Treat the world as flat, and find a defensible niche to start in. E.g. think of the world as the Risk game board, and pick an initial territory where your chances of getting established are high. If you start in Europe, you have lots of borders and the battle is much harder than, say, starting in Australia. (Or Kamchatka. Remember Kamchatka? I think I learned more geography in Risk than in school.)
Follow your own rules. In response to an audience question about mistakes he has made in his career, Howard explained that many of them stemmed from breaking his own rules when investing, e.g. (1) investing in the market when all signs still clearly pointed to down, (2) investing in companies whose CEOs did not have deep domain experience. (Howard likes such companies best, as a rule, for his investments.)

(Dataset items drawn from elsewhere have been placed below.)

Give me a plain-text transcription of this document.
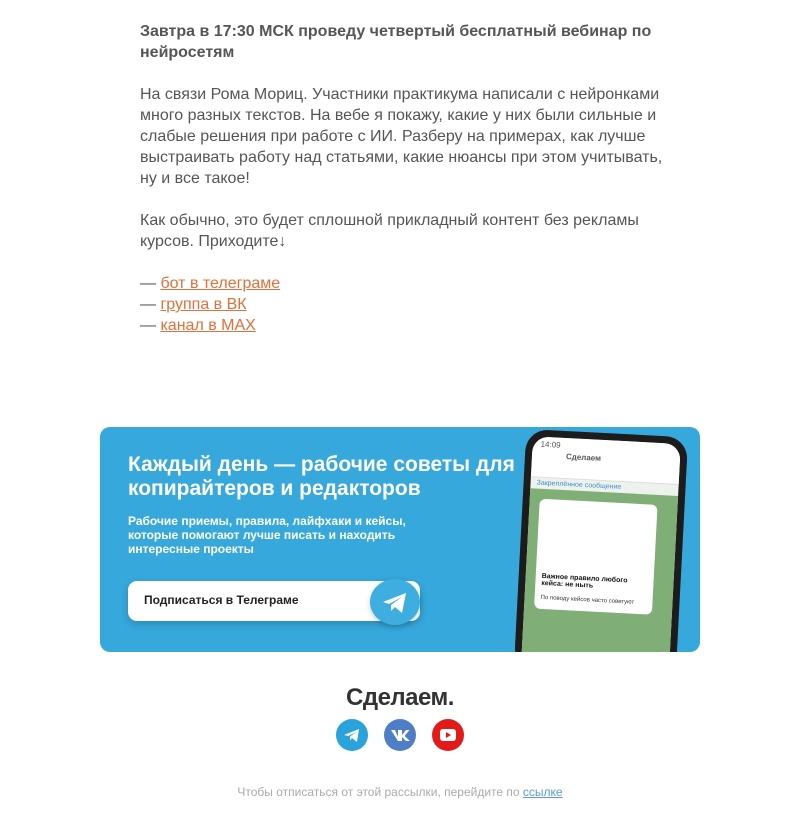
Завтра в 17:30 МСК проведу четвертый бесплатный вебинар по нейросетям

На связи Рома Мориц. Участники практикума написали с нейронками много разных текстов. На вебе я покажу, какие у них были сильные и слабые решения при работе с ИИ. Разберу на примерах, как лучше выстраивать работу над статьями, какие нюансы при этом учитывать, ну и все такое!

Как обычно, это будет сплошной прикладный контент без рекламы курсов. Приходите↓

— бот в телеграме
— группа в ВК
— канал в MAX
Каждый день — рабочие советы для копирайтеров и редакторов
Рабочие приемы, правила, лайфхаки и кейсы, которые помогают лучше писать и находить интересные проекты
Подписаться в Телеграме
14:09
Сделаем
Закреплённое сообщение
Важное правило любого кейса: не ныть
По поводу кейсов часто советуют
Сделаем.

Чтобы отписаться от этой рассылки, перейдите по ссылке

Have a sense of humor, especially about yourself. Howard’s self-deprecating humor made him a real pleasure to listen to, and he explained that his habit of poking fun at himself is part of why people like to follow him in social media. “I make fun of my own mistakes first, before anyone else has a chance to.” He talked openly about passing on a few investments that would have been incredibly profitable, e.g. a chance to invest $25K in Twitter when it was valued at only $20M.
Spot and leverage the big waves. He spoke to only one slide during the 30-or-so minutes, and it showed two graphs depicting the meteoric rise in Twitter and Facebook usage. His main point was that when you can get in front of a huge market-changing trend (like social media) you are maximizing your business opportunities to do well. “You don’t need to catch every wave. Just one amazingly great wave in your lifetime is all you really need”. Also, fighting a paradigm-changing trend is futile. So, in this specific example, which Howard calls “the social leverage trend”, figure out which of Facebook and Twitter it makes best sense to align your business with first, then integrate and try to ride the wave.
Use your dashboards. He talked about dashboards and his view that they’re essential to business success. From memory, “What’s your dashboard? It’s never too early to start building your dashboard. … Figure out the one or two pages you need to look at every day to understand both the macro market picture and the micro [i.e. the key signals/metrics from your own business]. For me it’s http://techmeme.com, http://angellist.com, and market all time highs.” These dashboards give him “the very early market signals [from AngelList] and the loudest public market signals [from all-time highs]“.
Thanks Howard for a fun and frank talk.